I was wondering the same thing: if it was grafted stock and the graft died and you're only getting the rootstock. I don't know much about roses, but as with any plant, in the end it doesn't matter what the name is, but whether or not you like it.

Chan S.

If I remember correctly, it was grafted stock. So far my reaction to this rose is "meh", but I might like it better in a different location punched up with interesting companions. We'll see.

Fred

Wow, I have a Bibi and an Othello too. (I know. It's so *wrong*.) The Bibi bud looks great but I've been disappointed by the way the bush gets leggy and droops. It can't seem to keep its buds out of the dirt.

This was a bad year for the Othello, at least in S.E. Michigan. The stalks didn't get as tall as last year. The Othello blooms are *huge* and fragrant with citrus, but when they fade they turn fuscia which is not what I wanted. (The photo in the Wayside Gardens catelog looked like a nice deep burgundy.)
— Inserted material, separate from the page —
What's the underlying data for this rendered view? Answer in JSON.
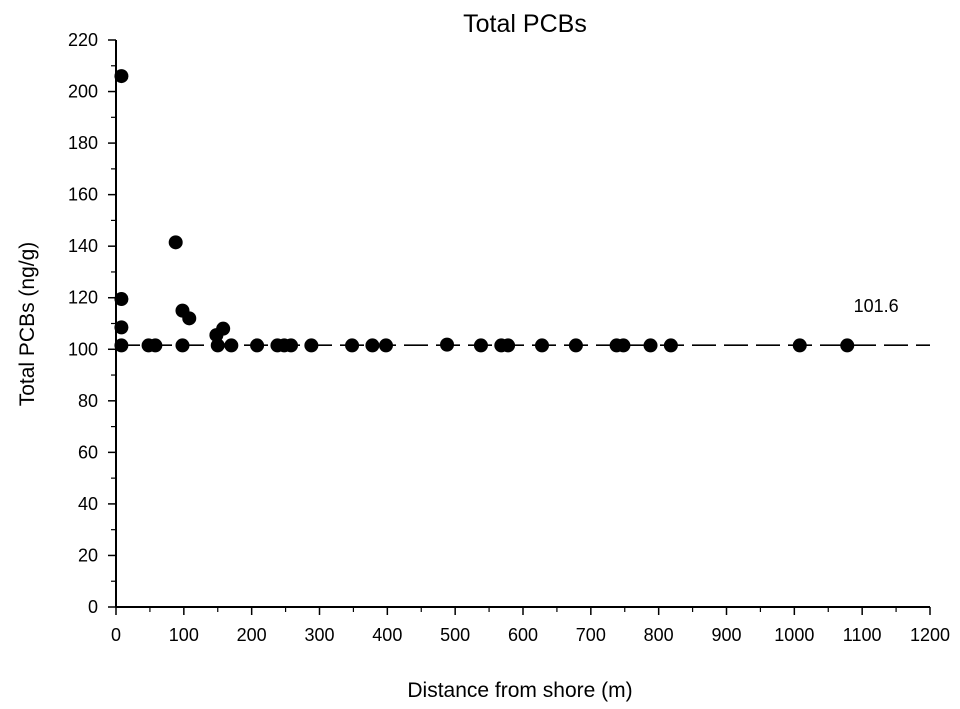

Looking at your photo, all I can say is, that could be it. I need a sense of scale; are those blooms mamoth-sized? If not, it's the faux.

Chan S.

The blooms are medium- to smallish, on stumpy canes, and they come out in (and stay) a fuschia that's somewhat muddier than what the photo portrays, so...faux-geddaboutit. (Sorry.) On the other hand, I am very happy with Bibi. I am a *big* fan of its cabbage-rose bloom and its exotic fragrance. Interestingly, its first bloom this spring had the nodding opium-addict problem, but the reblooms (on longer canes) later in the summer managed to defy gravity.